12,831 posts, read 9,025,507 times
Reputation: 34873
Quote:
Originally Posted by Ruth4Truth View Post
So what do you do, OP? What does your company do with hires that are helpless and lost at their jobs? How long do they last? Do they make it through the 6-month probationary period? Does anyone sit them down and have a talk with them, about how they're expected to figure out on their own how to plan and execute an assigned task?
Yes, they get training and help and do overs and all that. Most make it through probationary period, though to be honest not all should. We had some where the supervisor wanted to let them go, but higher management wanted to give them a 2nd chance, and a 3rd, and a ..... (Side bar: That's actually been studied at the large scale level and found the probationary period isn't often used as it should be).

Quote:
Originally Posted by Ruth4Truth View Post
No, I think the point is, that the bright, self-motivated go-getter kids are the ones that get accepted to MIT and its peer schools, while the ones who were helicopter-parented, with mom or dad helping them with homework every step of the way are the ones who know MIT et al would be "too hard", so they apply elsewhere.

IOW, MIT & peers get the cream of the crop. That's what the hiring managers are seeing. They're also seeing what "not the cream of the crop" looks like as well. The latter aren't able to rise to what (according to the OP) used to be the normal expectations of the job. They take one small step toward addressing a complex task (well within their educational background), and come back wanting a cookie for their effort, and direction on what to do next.
(Side note, I think saying "MIT" (or other terms like Ivies, or Harvard) makes people focus only on those few well known schools when the issue is much broader than that. ))

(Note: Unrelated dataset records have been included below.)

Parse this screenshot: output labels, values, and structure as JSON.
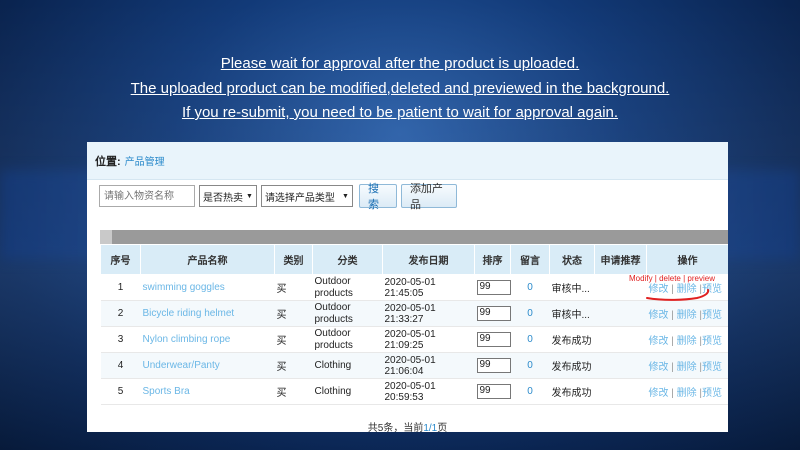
{
  "notice": {
    "line1": "Please wait for approval after the product is uploaded.",
    "line2": "The uploaded product can be modified,deleted and previewed in the background.",
    "line3": "If you re-submit, you need to be patient to wait for approval again."
  },
  "breadcrumb": {
    "label": "位置:",
    "value": "产品管理"
  },
  "filters": {
    "name_placeholder": "请输入物资名称",
    "hot_select": "是否热卖",
    "type_select": "请选择产品类型",
    "search_label": "搜索",
    "add_label": "添加产品"
  },
  "table": {
    "headers": [
      "序号",
      "产品名称",
      "类别",
      "分类",
      "发布日期",
      "排序",
      "留言",
      "状态",
      "申请推荐",
      "操作"
    ],
    "rows": [
      {
        "no": "1",
        "name": "swimming goggles",
        "type": "买",
        "category": "Outdoor products",
        "date": "2020-05-01 21:45:05",
        "sort": "99",
        "msg": "0",
        "status": "审核中...",
        "rec": "",
        "edit": "修改",
        "del": "删除",
        "preview": "预览"
      },
      {
        "no": "2",
        "name": "Bicycle riding helmet",
        "type": "买",
        "category": "Outdoor products",
        "date": "2020-05-01 21:33:27",
        "sort": "99",
        "msg": "0",
        "status": "审核中...",
        "rec": "",
        "edit": "修改",
        "del": "删除",
        "preview": "预览"
      },
      {
        "no": "3",
        "name": "Nylon climbing rope",
        "type": "买",
        "category": "Outdoor products",
        "date": "2020-05-01 21:09:25",
        "sort": "99",
        "msg": "0",
        "status": "发布成功",
        "rec": "",
        "edit": "修改",
        "del": "删除",
        "preview": "预览"
      },
      {
        "no": "4",
        "name": "Underwear/Panty",
        "type": "买",
        "category": "Clothing",
        "date": "2020-05-01 21:06:04",
        "sort": "99",
        "msg": "0",
        "status": "发布成功",
        "rec": "",
        "edit": "修改",
        "del": "删除",
        "preview": "预览"
      },
      {
        "no": "5",
        "name": "Sports Bra",
        "type": "买",
        "category": "Clothing",
        "date": "2020-05-01 20:59:53",
        "sort": "99",
        "msg": "0",
        "status": "发布成功",
        "rec": "",
        "edit": "修改",
        "del": "删除",
        "preview": "预览"
      }
    ]
  },
  "annotation": {
    "text": "Modify | delete | preview",
    "color": "#e02020"
  },
  "pager": {
    "prefix": "共5条，当前",
    "current": "1/1",
    "suffix": "页"
  },
  "colors": {
    "link": "#6bb7e6",
    "header_bg": "#d9ecf7",
    "accent": "#2a8acb"
  }
}
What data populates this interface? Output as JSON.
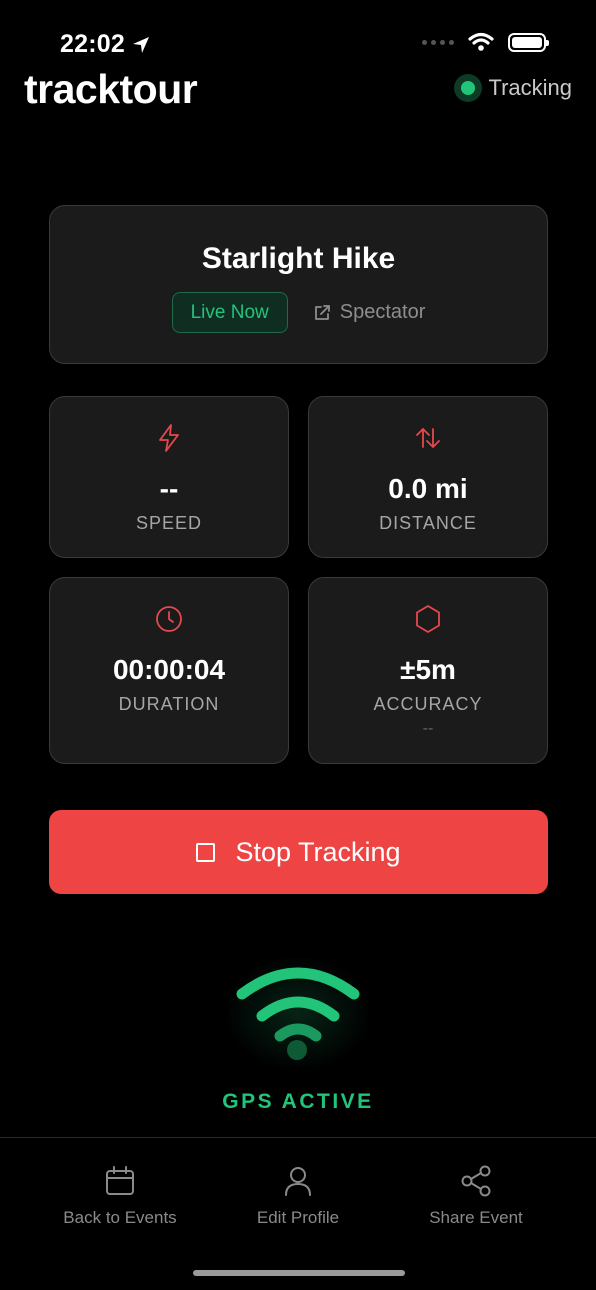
{
  "status_bar": {
    "time": "22:02"
  },
  "header": {
    "logo": "tracktour",
    "tracking_label": "Tracking"
  },
  "event": {
    "title": "Starlight Hike",
    "live_badge": "Live Now",
    "spectator_label": "Spectator"
  },
  "stats": [
    {
      "icon": "lightning-icon",
      "value": "--",
      "label": "SPEED"
    },
    {
      "icon": "arrows-swap-icon",
      "value": "0.0 mi",
      "label": "DISTANCE"
    },
    {
      "icon": "clock-icon",
      "value": "00:00:04",
      "label": "DURATION"
    },
    {
      "icon": "hexagon-icon",
      "value": "±5m",
      "label": "ACCURACY",
      "sub": "--"
    }
  ],
  "stop_button": {
    "label": "Stop Tracking"
  },
  "gps": {
    "label": "GPS ACTIVE"
  },
  "tabs": [
    {
      "icon": "calendar-icon",
      "label": "Back to Events"
    },
    {
      "icon": "user-icon",
      "label": "Edit Profile"
    },
    {
      "icon": "share-icon",
      "label": "Share Event"
    }
  ],
  "colors": {
    "accent_green": "#22c47a",
    "danger_red": "#ef4444",
    "icon_red": "#e5484d",
    "card_bg": "#1b1b1b"
  }
}
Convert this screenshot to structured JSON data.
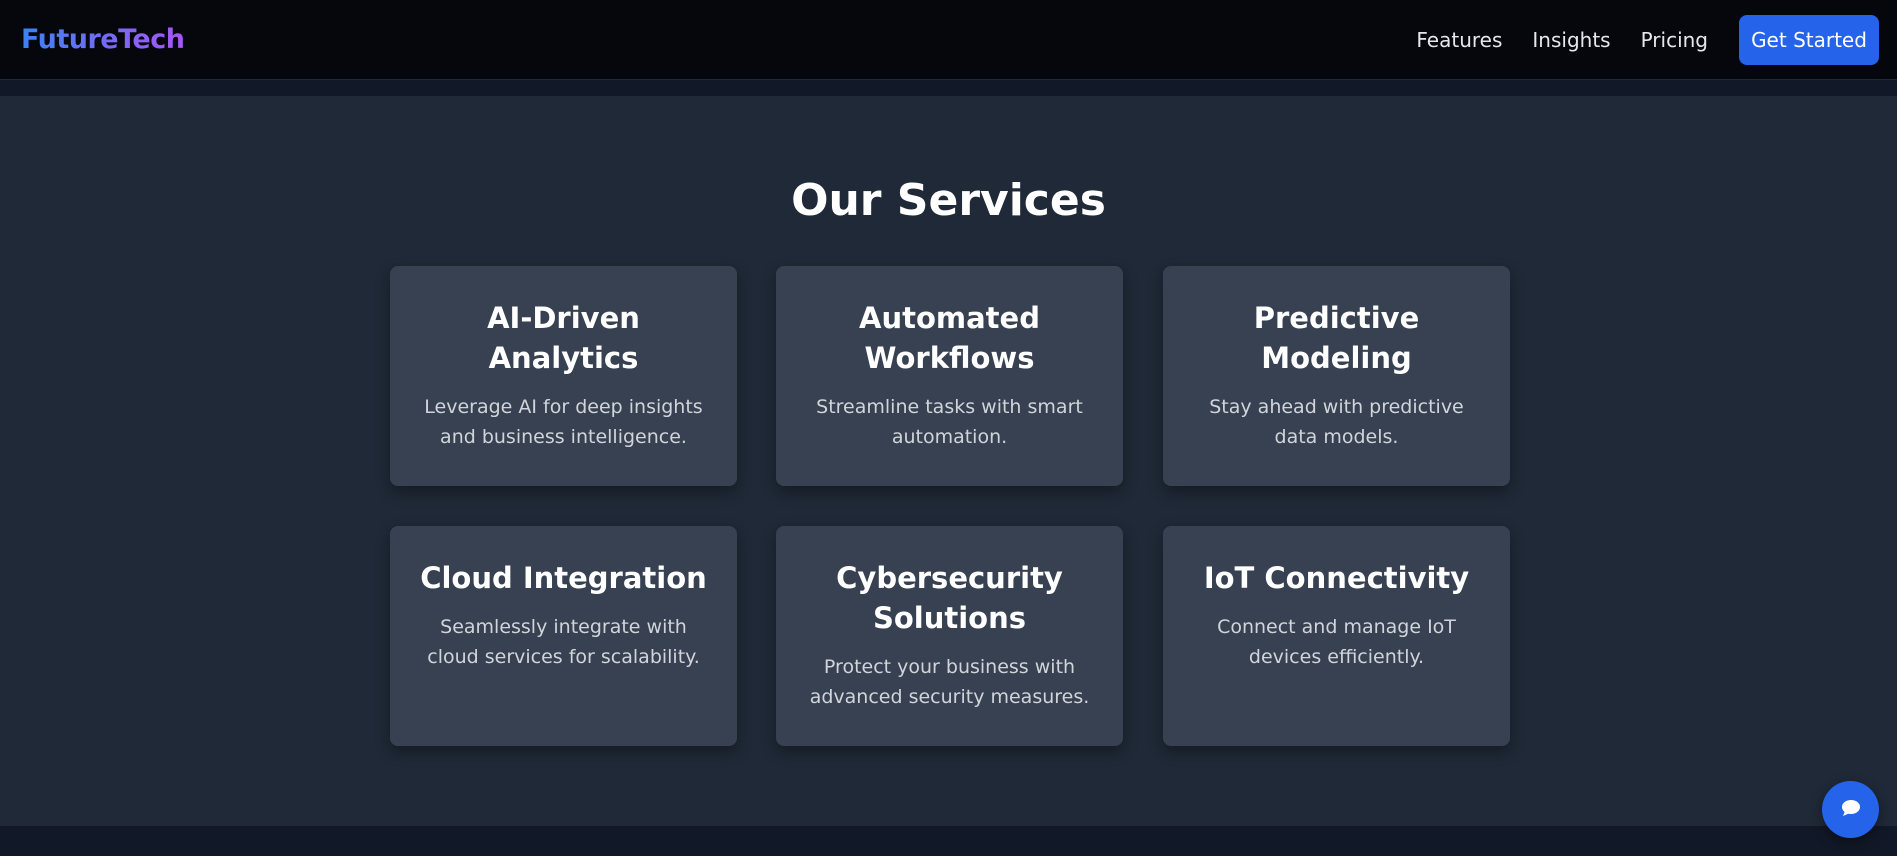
{
  "nav": {
    "logo": "FutureTech",
    "links": [
      "Features",
      "Insights",
      "Pricing"
    ],
    "cta": "Get Started"
  },
  "services": {
    "title": "Our Services",
    "cards": [
      {
        "title": "AI-Driven Analytics",
        "desc": "Leverage AI for deep insights and business intelligence."
      },
      {
        "title": "Automated Workflows",
        "desc": "Streamline tasks with smart automation."
      },
      {
        "title": "Predictive Modeling",
        "desc": "Stay ahead with predictive data models."
      },
      {
        "title": "Cloud Integration",
        "desc": "Seamlessly integrate with cloud services for scalability."
      },
      {
        "title": "Cybersecurity Solutions",
        "desc": "Protect your business with advanced security measures."
      },
      {
        "title": "IoT Connectivity",
        "desc": "Connect and manage IoT devices efficiently."
      }
    ]
  },
  "chat": {
    "icon": "chat-bubble-icon"
  },
  "colors": {
    "accent": "#2563eb",
    "nav_bg": "#05070c",
    "section_bg": "#1f2937",
    "card_bg": "#374151",
    "logo_gradient_start": "#3b82f6",
    "logo_gradient_end": "#a855f7"
  }
}
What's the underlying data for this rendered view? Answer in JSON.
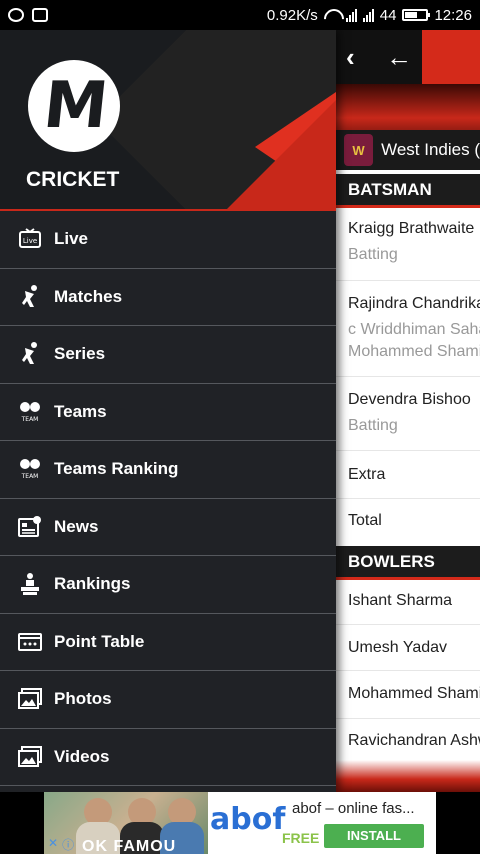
{
  "status_bar": {
    "speed": "0.92K/s",
    "network": "44",
    "time": "12:26"
  },
  "background_app": {
    "team": "West Indies (",
    "team_flag_text": "W",
    "batsman_header": "BATSMAN",
    "batsmen": [
      {
        "name": "Kraigg Brathwaite",
        "status": "Batting"
      },
      {
        "name": "Rajindra Chandrika",
        "status": "c Wriddhiman Saha",
        "status2": "Mohammed Shami"
      },
      {
        "name": "Devendra Bishoo",
        "status": "Batting"
      }
    ],
    "extra": "Extra",
    "total": "Total",
    "bowlers_header": "BOWLERS",
    "bowlers": [
      "Ishant Sharma",
      "Umesh Yadav",
      "Mohammed Shami",
      "Ravichandran Ashwi"
    ]
  },
  "drawer": {
    "logo_letter": "M",
    "app_name": "CRICKET",
    "items": [
      {
        "label": "Live",
        "icon": "tv-icon"
      },
      {
        "label": "Matches",
        "icon": "bowler-icon"
      },
      {
        "label": "Series",
        "icon": "bowler-icon"
      },
      {
        "label": "Teams",
        "icon": "team-icon"
      },
      {
        "label": "Teams Ranking",
        "icon": "team-icon"
      },
      {
        "label": "News",
        "icon": "news-icon"
      },
      {
        "label": "Rankings",
        "icon": "podium-icon"
      },
      {
        "label": "Point Table",
        "icon": "table-icon"
      },
      {
        "label": "Photos",
        "icon": "photos-icon"
      },
      {
        "label": "Videos",
        "icon": "videos-icon"
      }
    ]
  },
  "ad": {
    "brand": "abof",
    "title": "abof – online fas...",
    "free": "FREE",
    "install": "INSTALL",
    "overlay": "OK FAMOU"
  },
  "colors": {
    "accent": "#d42a1a",
    "drawer_bg": "#202226",
    "install_green": "#4caf50"
  }
}
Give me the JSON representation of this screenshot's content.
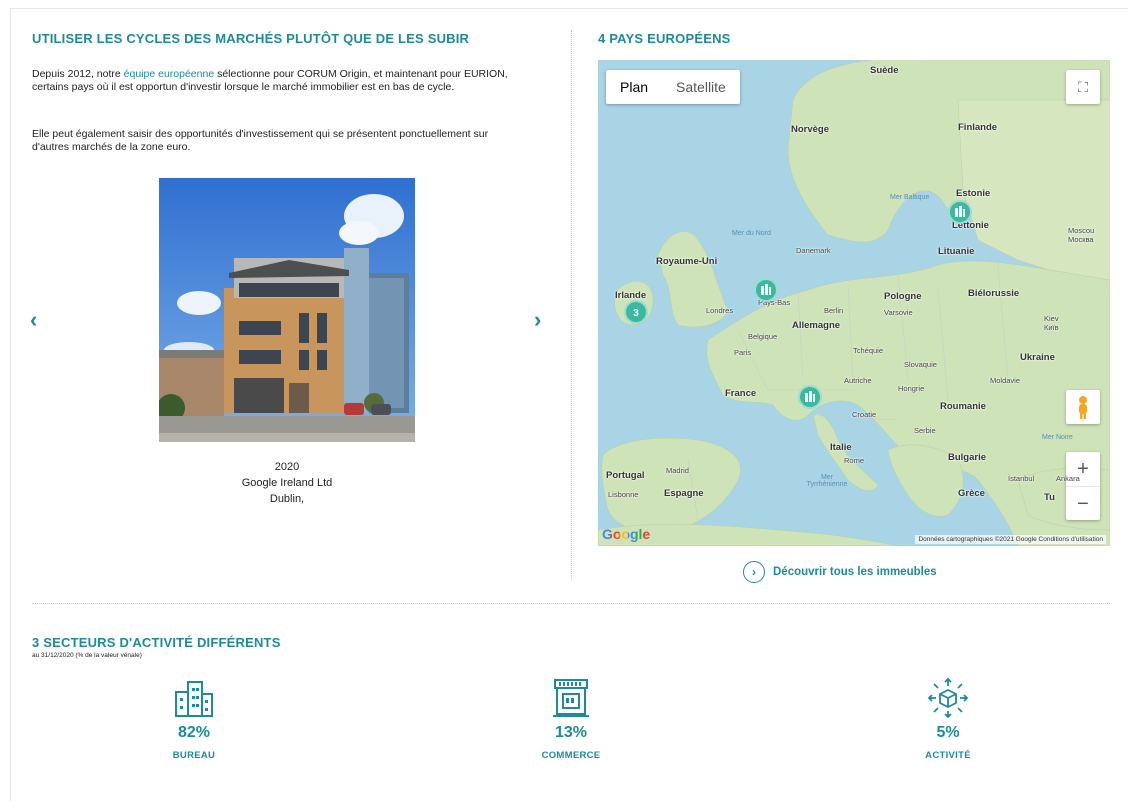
{
  "left": {
    "heading": "UTILISER LES CYCLES DES MARCHÉS PLUTÔT QUE DE LES SUBIR",
    "para1_start": "Depuis 2012, notre ",
    "para1_link": "équipe européenne",
    "para1_end": " sélectionne pour CORUM Origin, et maintenant pour EURION, certains pays où il est opportun d'investir lorsque le marché immobilier est en bas de cycle.",
    "para2": "Elle peut également saisir des opportunités d'investissement qui se présentent ponctuellement sur d'autres marchés de la zone euro.",
    "prev_arrow": "‹",
    "next_arrow": "›",
    "caption": {
      "year": "2020",
      "name": "Google Ireland Ltd",
      "city": "Dublin,"
    }
  },
  "right": {
    "heading": "4 PAYS EUROPÉENS",
    "map": {
      "tab_plan": "Plan",
      "tab_satellite": "Satellite",
      "fullscreen_glyph": "⛶",
      "zoom_in": "+",
      "zoom_out": "−",
      "google_logo": "Google",
      "attribution": "Données cartographiques ©2021 Google   Conditions d'utilisation",
      "labels": {
        "suede": "Suède",
        "norvege": "Norvège",
        "finlande": "Finlande",
        "estonie": "Estonie",
        "lettonie": "Lettonie",
        "lituanie": "Lituanie",
        "mer_baltique": "Mer Baltique",
        "mer_du_nord": "Mer du Nord",
        "danemark": "Danemark",
        "royaume_uni": "Royaume-Uni",
        "irlande": "Irlande",
        "londres": "Londres",
        "pays_bas": "Pays-Bas",
        "berlin": "Berlin",
        "pologne": "Pologne",
        "varsovie": "Varsovie",
        "bielorussie": "Biélorussie",
        "moscou": "Moscou Москва",
        "kiev": "Kiev Київ",
        "allemagne": "Allemagne",
        "belgique": "Belgique",
        "paris": "Paris",
        "tchequie": "Tchéquie",
        "slovaquie": "Slovaquie",
        "ukraine": "Ukraine",
        "autriche": "Autriche",
        "hongrie": "Hongrie",
        "moldavie": "Moldavie",
        "france": "France",
        "croatie": "Croatie",
        "roumanie": "Roumanie",
        "serbie": "Serbie",
        "mer_noire": "Mer Noire",
        "italie": "Italie",
        "rome": "Rome",
        "bulgarie": "Bulgarie",
        "portugal": "Portugal",
        "madrid": "Madrid",
        "lisbonne": "Lisbonne",
        "espagne": "Espagne",
        "mer_tyrrhenienne": "Mer Tyrrhénienne",
        "istanbul": "İstanbul",
        "ankara": "Ankara",
        "grece": "Grèce",
        "turquie": "Tu"
      },
      "cluster_count": "3"
    },
    "discover_label": "Découvrir tous les immeubles"
  },
  "sectors": {
    "heading": "3 SECTEURS D'ACTIVITÉ DIFFÉRENTS",
    "subheading": "au 31/12/2020 (% de la valeur vénale)",
    "items": [
      {
        "icon": "office-buildings-icon",
        "pct": "82%",
        "label": "BUREAU"
      },
      {
        "icon": "storefront-icon",
        "pct": "13%",
        "label": "COMMERCE"
      },
      {
        "icon": "logistics-box-icon",
        "pct": "5%",
        "label": "ACTIVITÉ"
      }
    ]
  },
  "colors": {
    "accent": "#1e8a9c",
    "pin": "#3bb8a0"
  }
}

Thank Ruth, I think you very much get the point. On to your specific comments, I agree it is the bright, self motivated who attend these schools (again, not just limited to MIT). Yes, what I'm seeing is exactly what you're saying that the lower tier graduates can't rise to the level expected and need constant direction. And I do place a lot of that on how they are taught in school today. Do a step; wait for praise from the teacher before moving on. While I don't agree with Stealth Rabbit on some things, I do agree with his point on this, that our education system trains students to be passive and wait on direction.

I see graduates from R1, R2 and 3rd and 4th tier colleges. I know people don't like to hear this, but there is a difference between the graduates. I can see it in the resumes. I see it in the interviews. And in how they approach their jobs. We see it in summer interns. As an example, we had one from a lower tier school a few years ago who, after comparing himself to the other interns from other schools, said directly to me that it made him realize just how much his college had NOT prepared him compared to his peers.